Muhammad confirme également à l'informateur qu'après le meurtre, il s'est enfui avec son père vers la ville de Jéricho. (T 20a, p. 13, p. 27-30). Muhammad confirma plus tard le nom du défunt et déclara qu'ils étudiaient dans la même classe à l'école (P/22A, p. 13, s. 18). L'informateur lui demanda également s'il était lapidé au moment du meurtre et nia cela en répondant « rien » (P/22A, p. 21, art. 9).
Détails « prêts » – Lors de sa conversation avec l'informateur, Muhammad donne des détails qui, selon l'accusateur, peuvent être considérés comme des détails préparés.
Ainsi, pendant la conversation, Muhammad a fait référence à une vidéo documentant le meurtre du défunt (P/58 – qui est indiscutablement publiée sur les réseaux sociaux), et a déclaré : « J'ai vu qu'il y avait quelqu'un qui voulait monter dans la voiture, ... Retourné et lui, c'est un. ... Il sort du magasin, se tient à la porte de la voiture, parle à la personne dans la voiture et lui demande s'il veut boire » (P/17A, p. 23 - 31-38 - mon accent A.H.).

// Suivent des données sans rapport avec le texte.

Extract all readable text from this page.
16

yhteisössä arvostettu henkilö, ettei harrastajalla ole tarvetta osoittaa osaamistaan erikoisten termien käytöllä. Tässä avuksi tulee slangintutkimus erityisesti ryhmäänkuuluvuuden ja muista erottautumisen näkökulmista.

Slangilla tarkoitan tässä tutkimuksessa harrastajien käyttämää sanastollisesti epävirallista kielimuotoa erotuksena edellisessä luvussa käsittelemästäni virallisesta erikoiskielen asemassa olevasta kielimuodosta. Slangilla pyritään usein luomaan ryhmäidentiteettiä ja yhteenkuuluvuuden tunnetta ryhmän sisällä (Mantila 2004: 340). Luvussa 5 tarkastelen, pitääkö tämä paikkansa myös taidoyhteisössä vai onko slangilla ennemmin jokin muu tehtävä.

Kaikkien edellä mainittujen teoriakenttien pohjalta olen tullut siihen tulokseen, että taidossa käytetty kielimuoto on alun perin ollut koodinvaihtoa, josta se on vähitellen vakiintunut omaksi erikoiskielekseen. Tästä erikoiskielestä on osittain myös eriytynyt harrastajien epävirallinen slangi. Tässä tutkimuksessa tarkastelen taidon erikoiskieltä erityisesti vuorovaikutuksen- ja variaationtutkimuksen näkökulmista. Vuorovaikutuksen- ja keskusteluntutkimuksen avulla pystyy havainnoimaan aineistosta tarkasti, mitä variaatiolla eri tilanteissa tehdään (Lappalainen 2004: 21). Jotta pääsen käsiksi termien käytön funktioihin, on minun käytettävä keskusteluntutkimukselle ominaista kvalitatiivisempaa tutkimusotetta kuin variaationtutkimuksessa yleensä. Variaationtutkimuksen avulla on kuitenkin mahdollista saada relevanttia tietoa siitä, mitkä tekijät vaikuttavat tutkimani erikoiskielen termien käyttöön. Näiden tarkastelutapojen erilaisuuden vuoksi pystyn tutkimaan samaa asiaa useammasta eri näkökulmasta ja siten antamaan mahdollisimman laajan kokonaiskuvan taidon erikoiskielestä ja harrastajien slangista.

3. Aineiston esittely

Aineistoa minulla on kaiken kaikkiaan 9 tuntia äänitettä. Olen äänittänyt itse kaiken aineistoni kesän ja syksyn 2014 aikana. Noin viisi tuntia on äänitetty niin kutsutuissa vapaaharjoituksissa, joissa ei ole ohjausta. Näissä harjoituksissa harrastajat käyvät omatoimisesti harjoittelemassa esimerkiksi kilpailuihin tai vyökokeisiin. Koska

Il convient de souligner que lors de l'interrogatoire de la connaissance de l'homme assassiné, M. Ahed Abu Shuldom, à la police le 18 juin 2019 à 01h08 (P/105), M. Abu Shuldom a décrit l'incident du meurtre, entre autres, en ces mots : « Mon frère m'a appelé et m'a dit qu'il avait besoin de baguettes pour le restaurant de notre famille, je suis sorti avec Nissim (le prénom du défunt), je conduisais une Ford Focus et Nissim était assis à côté de moi. Nous sommes allés à la boulangerie, elle s'appelle Hura Bakery, j'ai garé la voiture devant la porte de la boulangerie à gauche, j'ai garé la voiture face à la porte, pas en marche arrière. J'ai dit à Nissim d'apporter 20 baguettes et 2 bouteilles de boissons pour lui et moi, il est parti et je suis resté dans la voiture. C'est ce qu'on fait toujours, on l'a fait plusieurs fois, il rentre, commande les baguettes et tant qu'elles ne sont pas prêtes à la boulangerie, ça prend environ 7 minutes, et Nissim nous apporte les boissons à la voiture, et il me faut de l'argent pour payer les baguettes et les boissons. Alors il est entré dans la boulangerie et m'a apporté du soda, je ne voulais pas de soda, je voulais de la coca, Nissim s'est appuyé contre la vitre de la voiture côté passager et je me suis assis au volant et on parlait du soda et du coca qui remplacerait le soda par le mien, puis quelqu'un est arrivé à l'arrière avec une voiture, a garé la voiture derrière nous, et j'ai entendu des coups de feu. Il était debout comme ça, d'une manière avec la voiture, que même si je voulais fuir, je n'aurais pas accès à l'évasion, puis Nissim est tombé et j'ai réalisé que quelqu'un lui avait tiré dessus. » (Q. 31-42 - mon insistance - A.H.).